Ne pas confondre un pic passager avec un vrai problème
Une base de données connaît en permanence de petites variations d'activité : un pic de quelques secondes, une requête ponctuellement plus lente, un utilisateur qui lance un traitement lourd une seule fois. Réagir au quart de tour à chacune de ces variations créerait plus de bruit que d'information, et finirait par lasser une équipe submergée de fausses alertes.
PWR observe donc le comportement de la base dans la durée avant de tirer une conclusion : il retient combien de temps d'affilée la situation reste dégradée, combien de temps elle reste dans une zone d'avertissement, et combien de temps elle reste saine.
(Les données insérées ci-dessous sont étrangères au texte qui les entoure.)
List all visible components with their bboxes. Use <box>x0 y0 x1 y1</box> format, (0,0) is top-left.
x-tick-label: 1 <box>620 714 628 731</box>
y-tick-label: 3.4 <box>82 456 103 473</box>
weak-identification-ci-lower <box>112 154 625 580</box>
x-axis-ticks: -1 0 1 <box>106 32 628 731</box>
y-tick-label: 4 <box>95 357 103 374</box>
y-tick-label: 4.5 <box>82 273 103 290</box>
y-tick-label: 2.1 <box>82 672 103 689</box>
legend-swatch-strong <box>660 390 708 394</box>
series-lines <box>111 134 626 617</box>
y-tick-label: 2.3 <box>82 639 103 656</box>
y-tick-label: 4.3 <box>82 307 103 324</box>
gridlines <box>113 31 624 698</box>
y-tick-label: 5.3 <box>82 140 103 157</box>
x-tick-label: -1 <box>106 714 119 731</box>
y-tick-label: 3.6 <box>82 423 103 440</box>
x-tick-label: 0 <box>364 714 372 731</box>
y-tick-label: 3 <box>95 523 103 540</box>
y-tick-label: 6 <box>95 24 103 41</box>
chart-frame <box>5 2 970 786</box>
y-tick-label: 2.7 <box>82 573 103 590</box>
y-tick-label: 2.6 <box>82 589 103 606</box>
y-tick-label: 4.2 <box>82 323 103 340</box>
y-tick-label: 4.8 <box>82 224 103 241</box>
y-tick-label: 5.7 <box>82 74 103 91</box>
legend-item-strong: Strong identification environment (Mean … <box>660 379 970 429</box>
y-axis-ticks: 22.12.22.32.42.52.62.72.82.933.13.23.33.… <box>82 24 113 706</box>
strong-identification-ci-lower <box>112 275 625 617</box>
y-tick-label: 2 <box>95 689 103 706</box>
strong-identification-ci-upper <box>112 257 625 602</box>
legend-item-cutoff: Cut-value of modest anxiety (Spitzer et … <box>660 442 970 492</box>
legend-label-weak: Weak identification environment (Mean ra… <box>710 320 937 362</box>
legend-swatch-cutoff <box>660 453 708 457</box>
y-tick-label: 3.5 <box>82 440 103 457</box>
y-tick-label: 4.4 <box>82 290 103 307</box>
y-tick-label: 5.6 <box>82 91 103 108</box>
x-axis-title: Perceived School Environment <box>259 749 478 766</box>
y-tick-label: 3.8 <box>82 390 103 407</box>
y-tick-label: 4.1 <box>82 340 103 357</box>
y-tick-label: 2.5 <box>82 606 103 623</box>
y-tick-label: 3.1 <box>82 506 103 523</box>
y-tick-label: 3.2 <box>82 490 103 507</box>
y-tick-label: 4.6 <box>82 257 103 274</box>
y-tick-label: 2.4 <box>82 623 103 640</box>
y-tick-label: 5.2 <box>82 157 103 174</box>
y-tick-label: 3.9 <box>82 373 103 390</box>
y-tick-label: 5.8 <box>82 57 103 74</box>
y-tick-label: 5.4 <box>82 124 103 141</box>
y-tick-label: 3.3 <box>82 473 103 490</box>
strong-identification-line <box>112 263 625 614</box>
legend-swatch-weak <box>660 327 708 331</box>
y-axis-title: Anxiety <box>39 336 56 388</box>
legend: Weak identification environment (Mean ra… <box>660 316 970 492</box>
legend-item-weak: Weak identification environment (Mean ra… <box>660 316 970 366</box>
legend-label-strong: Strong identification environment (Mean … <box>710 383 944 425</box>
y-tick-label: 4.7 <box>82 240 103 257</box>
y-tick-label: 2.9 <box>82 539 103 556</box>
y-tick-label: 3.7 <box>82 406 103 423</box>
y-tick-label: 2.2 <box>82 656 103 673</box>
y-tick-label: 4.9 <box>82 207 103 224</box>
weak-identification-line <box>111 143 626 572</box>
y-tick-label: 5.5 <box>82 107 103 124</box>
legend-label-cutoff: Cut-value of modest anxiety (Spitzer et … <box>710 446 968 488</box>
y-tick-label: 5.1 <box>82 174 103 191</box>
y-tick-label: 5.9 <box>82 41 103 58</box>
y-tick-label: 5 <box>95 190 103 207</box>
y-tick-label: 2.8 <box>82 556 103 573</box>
Un incident n'est reconnu comme tel que lorsque la dégradation se confirme sur plusieurs minutes consécutives, jamais sur la base d'un seul relevé isolé.
Réagir vite face à un problème, confirmer prudemment un retour à la normale
PWR applique volontairement deux vitesses différentes selon le sens dans lequel la situation évolue. Pour signaler un problème, quelques minutes de dégradation confirmée suffisent : mieux vaut prévenir votre équipe un peu tôt que de laisser un incident s'installer sans réaction. Pour, à l'inverse, annoncer un retour à la normale, PWR attend une période de stabilité nettement plus longue avant de le confirmer.
Cette asymétrie n'est pas un hasard : elle évite deux écueils opposés. D'un côté, elle empêche de rassurer une équipe trop tôt avec un message "tout va bien" pendant qu'un incident est encore en train de se stabiliser et pourrait repartir à la hausse. De l'autre, elle garantit qu'un vrai problème ne reste jamais ignoré longtemps, puisqu'il est signalé dès qu'il se confirme, sans attendre inutilement.
Une alerte email ciblée, pas un flot de notifications
Dès qu'un changement d'état est confirmé, deux choses se produisent. D'abord, l'événement est enregistré dans l'historique de votre base : date, gravité, contexte — cette trace reste disponible même si aucun email n'est finalement envoyé, pour garder une mémoire complète de ce qui s'est passé. Ensuite, une notification est envoyée par email à l'ensemble des membres de votre espace de travail, pour que toute l'équipe soit informée en même temps, sans dépendre d'une seule personne connectée au bon moment.
Pour éviter qu'une base instable qui oscille entre deux états n'inonde votre boîte mail de dizaines de messages en quelques minutes, PWR impose un court délai minimal entre deux alertes envoyées pour une même base : l'historique complet reste toujours tracé, mais l'envoi des emails est lissé pour rester exploitable au quotidien.
Lorsque la situation redevient durablement stable, un second email confirme explicitement le retour à la normale et indique la durée totale de l'incident — votre équipe sait ainsi non seulement qu'un problème a eu lieu, mais aussi précisément combien de temps il a duré et quand il a été résolu.
Ce que cela change concrètement pour votre équipe
Un pic isolé de quelques secondes ne déclenchera jamais d'email : il n'a pas le temps de se confirmer sur la durée retenue par PWR. En revanche, un vrai incident qui s'installe est signalé en quelques minutes seulement, bien avant qu'il n'ait le temps de dégénérer ou que vos utilisateurs ne commencent à s'en plaindre.
Le résultat recherché est simple : votre équipe reçoit une alerte fiable, au bon moment, sans bruit inutile — et une confirmation claire une fois l'incident réellement terminé.